Brothers Recep Gezek and Emre Gezek told their family, friends and neighbours about their amazing good fortune, helping them out financially, and then, like Robin Hood, they started handing out wads of cash to locals in financial need.
The pair bought a gun to feel safer, given that they now had so much money. But it was found when police carrying out a routine traffic stop decided to search the vehicle in which they were travelling. When quizzed, they reportedly said: “If you had this much money, you would carry a gun too.”
The pair, whose ages were not given but who live in the northern Turkish province of Samsun, had opened the investment account that never emptied on Friday, 25th February.
The bank involved was not named in order to protect its reputation over the embarrassing incident, which has been described as a software glitch.
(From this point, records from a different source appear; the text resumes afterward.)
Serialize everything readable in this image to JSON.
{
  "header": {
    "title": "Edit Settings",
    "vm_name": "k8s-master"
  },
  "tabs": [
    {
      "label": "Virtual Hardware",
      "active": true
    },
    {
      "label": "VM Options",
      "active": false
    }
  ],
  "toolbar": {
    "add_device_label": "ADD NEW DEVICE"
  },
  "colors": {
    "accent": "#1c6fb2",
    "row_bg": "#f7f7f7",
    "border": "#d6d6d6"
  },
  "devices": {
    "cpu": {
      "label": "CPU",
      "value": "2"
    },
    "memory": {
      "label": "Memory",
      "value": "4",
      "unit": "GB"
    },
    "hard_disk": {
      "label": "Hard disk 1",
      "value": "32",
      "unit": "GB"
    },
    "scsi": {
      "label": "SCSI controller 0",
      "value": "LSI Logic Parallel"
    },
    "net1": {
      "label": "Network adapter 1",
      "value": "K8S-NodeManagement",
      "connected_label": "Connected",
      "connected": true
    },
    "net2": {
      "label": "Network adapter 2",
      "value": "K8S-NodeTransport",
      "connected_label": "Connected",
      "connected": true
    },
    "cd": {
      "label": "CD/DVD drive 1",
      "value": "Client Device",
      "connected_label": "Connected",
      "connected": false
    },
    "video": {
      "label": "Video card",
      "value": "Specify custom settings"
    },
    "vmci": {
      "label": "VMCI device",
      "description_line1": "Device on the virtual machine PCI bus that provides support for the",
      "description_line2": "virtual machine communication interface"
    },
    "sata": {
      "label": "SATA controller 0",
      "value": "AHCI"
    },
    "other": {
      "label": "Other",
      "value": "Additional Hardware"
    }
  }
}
It allowed the pair to allegedly transfer a total of TRY 16.2 billion (GBP 829 million) before they were caught.
Emre had noticed that expenditures were not being deducted from the account, and, as an experiment, he first allegedly decided to transfer TRY 1 billion (GBP 51 million) from the investment account to a separate, deposit account.
To see if the amount was really in the account, he allegedly withdrew some money to another account he had with another bank, before withdrawing money from an ATM.
When he got home that same evening, he told his brother Recep what had happened, and the brothers then allegedly continued with the strategy, allegedly transferring a total of TRY 16.2 billion from the bottomless account to their deposit accounts.
The duo then allegedly paid off their credit card debts, bought themselves two mobile phones, and transferred money to a dealership to buy a BMW.
They also told their families about their good fortune and then informed relatives and neighbours.
They even allegedly asked anyone in debt or in need to come to them, and handed out money to everybody that turned up.
The ‘Robin Hood’ duo were almost caught when they started allegedly using wire transfers to pay cash to needy relatives, which were flagged up as possible fraudulent transactions and investigated.
Talking to the bank on the phone, Recep allegedly said that the money had been transferred from their investment account, and when the bank clerk asked if there was enough money in the investment account to make the transfer, he allegedly replied: “Obviously there is, as I was able to do the transfer.”
Convinced by Recep’s answer, the bank reportedly reactivated the account that they had blocked due to the suspicious transfers, and the brothers allegedly continued their ‘Robin Hood’ activities for a few more days.
Their activities were ironically caught not by bank safeguards, but by police officers who made a routine traffic inspection in the district of Ilkadim on the evening of Wednesday, 2nd March.
When the officers searched the brothers’ vehicle, they found an unlicensed gun, and, when asked why they were carrying it, the brothers allegedly replied: “If you had this much money, you would carry a gun too.”
They then showed the money in their bank account to the police, who reported the situation to the prosecutor’s office, which resulted in the brothers’ arrest.
In their first statements, they said that they had no bad intentions and that they just wanted to help people, adding that they had planned to report the situation to the state and donate the money instead of taking the huge sum and fleeing abroad.
The two brothers, whose bank accounts were suspended, were released on bail, and the investigation, which was started in Samsun, the province where the incident took place, has since been moved to the province of Istanbul, where the bank’s headquarters are located.
The TRY 16.2 billion that the brothers allegedly transferred to their own deposit accounts from their investment accounts reportedly adds up to half of the bank’s entire market. Their ability to make the transfers was described in local media as being down to a software glitch, with no further details reported for the time being.
The investigation into the incident is ongoing and it was not revealed how much of the money had been recovered.